Adolescent Addiction is often guided by cultural, political, and social forces. Adolescent’s are often judged for wanting attention, submitting to peer pressure, or making “stupid” choices, depending on the culture in which the teen is a member. The degree that the addiction is accepted is often based on these influences. This training includes a discussion of these influences, not only in understanding how teen addiction develops, but also how recovery can be snagged or supported by these influences.
This training relates to direct practice, as it aims to help the clinician work with adolescent clients in addressing their addictions. This training topic connects to diversity by discussing how different cultures impact the development of the addiction and how different cultures may affect recovery efforts.
1.Participants will learn the difference between the adult and adolescent brain and the effects of addiction on the adolescent brain.
2.Practice the clinical interview, asking updated questions specific to this sub-population.
3.Troubleshoot common problems in treating adolescents and how to address them effectively to give your clients the treatment they need.
Suggested Reading List
Hilarski, M.C. (2005).
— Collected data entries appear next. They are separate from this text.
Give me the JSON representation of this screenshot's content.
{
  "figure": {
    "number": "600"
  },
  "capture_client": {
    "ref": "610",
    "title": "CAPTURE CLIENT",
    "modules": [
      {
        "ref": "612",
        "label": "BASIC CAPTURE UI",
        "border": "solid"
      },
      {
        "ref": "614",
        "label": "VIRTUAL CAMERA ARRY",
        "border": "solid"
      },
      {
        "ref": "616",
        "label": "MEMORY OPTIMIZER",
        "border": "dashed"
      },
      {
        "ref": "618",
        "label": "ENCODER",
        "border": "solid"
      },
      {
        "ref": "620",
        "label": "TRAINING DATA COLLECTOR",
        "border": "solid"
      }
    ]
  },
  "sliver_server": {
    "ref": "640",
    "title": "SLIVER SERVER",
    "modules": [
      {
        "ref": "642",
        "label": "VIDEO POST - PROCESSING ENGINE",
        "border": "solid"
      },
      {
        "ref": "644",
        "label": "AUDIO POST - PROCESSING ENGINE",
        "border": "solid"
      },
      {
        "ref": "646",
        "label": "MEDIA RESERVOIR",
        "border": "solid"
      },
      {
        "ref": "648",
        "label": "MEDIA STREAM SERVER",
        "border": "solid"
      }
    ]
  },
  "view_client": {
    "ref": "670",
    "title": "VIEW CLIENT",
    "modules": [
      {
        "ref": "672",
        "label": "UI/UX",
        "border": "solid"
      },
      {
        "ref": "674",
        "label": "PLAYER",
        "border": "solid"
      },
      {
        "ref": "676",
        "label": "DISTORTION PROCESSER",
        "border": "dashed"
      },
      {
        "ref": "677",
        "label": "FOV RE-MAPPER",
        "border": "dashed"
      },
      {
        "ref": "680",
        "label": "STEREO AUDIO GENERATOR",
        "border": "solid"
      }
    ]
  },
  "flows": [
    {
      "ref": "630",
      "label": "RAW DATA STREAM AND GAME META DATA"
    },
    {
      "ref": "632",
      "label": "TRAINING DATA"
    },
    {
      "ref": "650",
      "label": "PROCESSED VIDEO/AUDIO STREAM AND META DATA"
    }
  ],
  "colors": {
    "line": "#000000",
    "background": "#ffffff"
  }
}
Addiction, assessment, and treatment with adolescents, adults, and families. New York: The Haworth Press, Inc.
Himelstein, S., & Saul, S. (2015). Mindfulness-based substance abuse treatment for adolescents. New York: Routledge.
Naar-King, S., & Suarez, M. (2011). Motivational interviewing with adolescents and young adults. New York: The Guilford Press.
Rosner, R. (2013). Clinical handbook of adolescent addiction. West Sussex, England: Wiley & Sons.